Общество усиленно завозилось; при этом им сильно мешали их сабли, путавшиеся между ног, когда ноги и без того путались между собой. Наконец, они справились, снова стояли на ногах и могли продолжать свое путешествие.
Ночные путешественники прошли еще шагов полтораста, повернули в короткий и довольно узкий переулок и вдруг остановились, как вкопанные.
Их слух был поражен стройными музыкальными звуками, их опьянелые глаза остановились на одной точке.
Эта точка была — отворенное настежь окно; в окне, едва очерченное во мраке, легкое, полувоздушное видение.
Марфа Васильевна пела. Она пела без слов, без определенного мотива. Она не могла бы повторить того, что уже раз вылилось в звуках. И эта чудная, чарующая песня-импровизация, вырываясь прямо из переполненной души красавицы, росла и росла, расходилась вширь и ввысь, замирая далеко в ночном воздухе.
Рыжий артиллерист и его товарищи, неподвижные, окаменелые, стояли, не спуская глаз с певицы. Что-то хорошее, вовсе им незнакомое, закопошилось у них в груди; в опьянелых мозгах заворочалась свежая мысль.
Марфа Васильевна увлеклась: ее прекрасные, влажные глаза из-под густых, длинных ресниц смотрели куда-то в даль, ничего не видя. Она не замечала, что на плоской крыше противоположного дома проснулся сторож-татарин и слушал, оперши свою голову на жилистые руки. Она не замечала, как статный серый конь, стоя на приколе, под навесом, поднял свою умную голову и навострил чуткие уши; как ее любимица — косматая кудлашка, до сих пор спавшая спокойно на заваленке, зарычала, пристально вглядываясь в темноту... Она не замечала, что в десяти шагах от нее, словно столбы, врытые поперек дороги, неподвижно стояли три человеческие фигуры.
— Царица, богиня... — бормотал рыжий артиллерист. — Ангел, с неба слетевший...
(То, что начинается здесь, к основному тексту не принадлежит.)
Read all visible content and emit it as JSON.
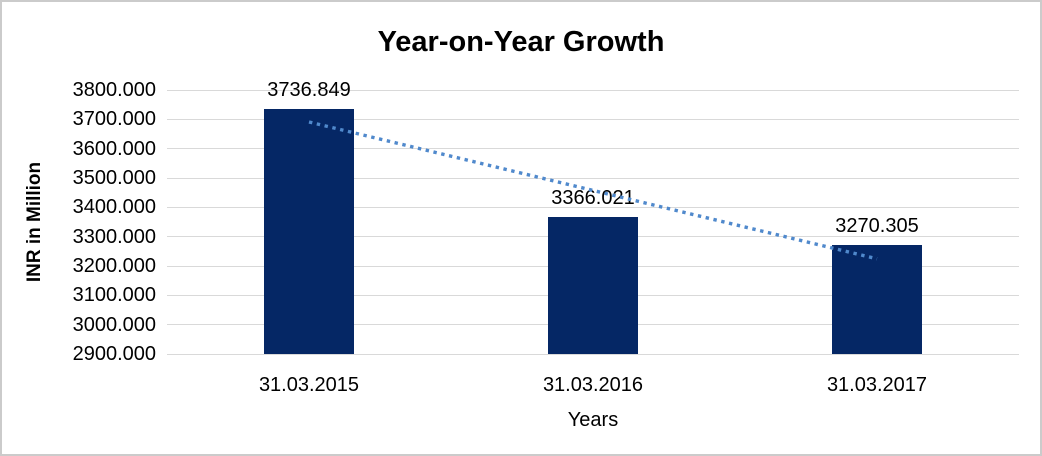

Белые занавески у окна показались ему распущенными крыльями. Кровь прилила у него к голове; он пошатнулся. Он вспомнил и закрыл лицо руками.
— Хлыстом по роже... по роже, меня! — всхлипывал он и, вдруг, неистово вскрикнул: — Браво! Браво! Бис! — и кинулся к окну, протянув вперед свои руки.
— Ур-ра!!! — заорал, уже бог весть по какому вдохновению, один из спутников.
— Ату его! — подхватил другой. И оба, не понимая, что делают, бессознательно ринулись вперед и вскочили на приступку у окна.
Марфа Васильевна пронзительно вскрикнула и закрыла окно.
— Назад, не выгорело! — командовал рыжий артиллерист.
Кудлашка бросилась на него, но с визгом отлетела, подвернувшись под удар сабельных ножен. Сторож-татарин сплюнул свою табачную жвачку и, не переменяя положения, смотрел, чем это все кончится.
Глухой топот конских копыт, свернув с шоссированной дороги, приближался к месту действия. За калиткой послышались торопливые шаги и брякнула щеколда.
— Господа, не отставать! Скандал, так скандал!.. — бесновался рыжий артиллерист. — Начинай за мной... Марта, Марта, где ты скрылась?.. — взвыл он, поводя распаленными зрачками. Товарищи подхватили...
— О, явись к нам, ангел мой.
— А... ах куда ж ты провалилась?.. — вопил импровизированный хор.
На соседнем дворике, две или три собаки, подняв кверху морды, затянули в тон неожиданной серенады.
Калитка отворилась, и через порог переступил худощавый человек в одном белье, бледный от внутреннего волнения, едва сдерживавший подступающее к горлу бешенство.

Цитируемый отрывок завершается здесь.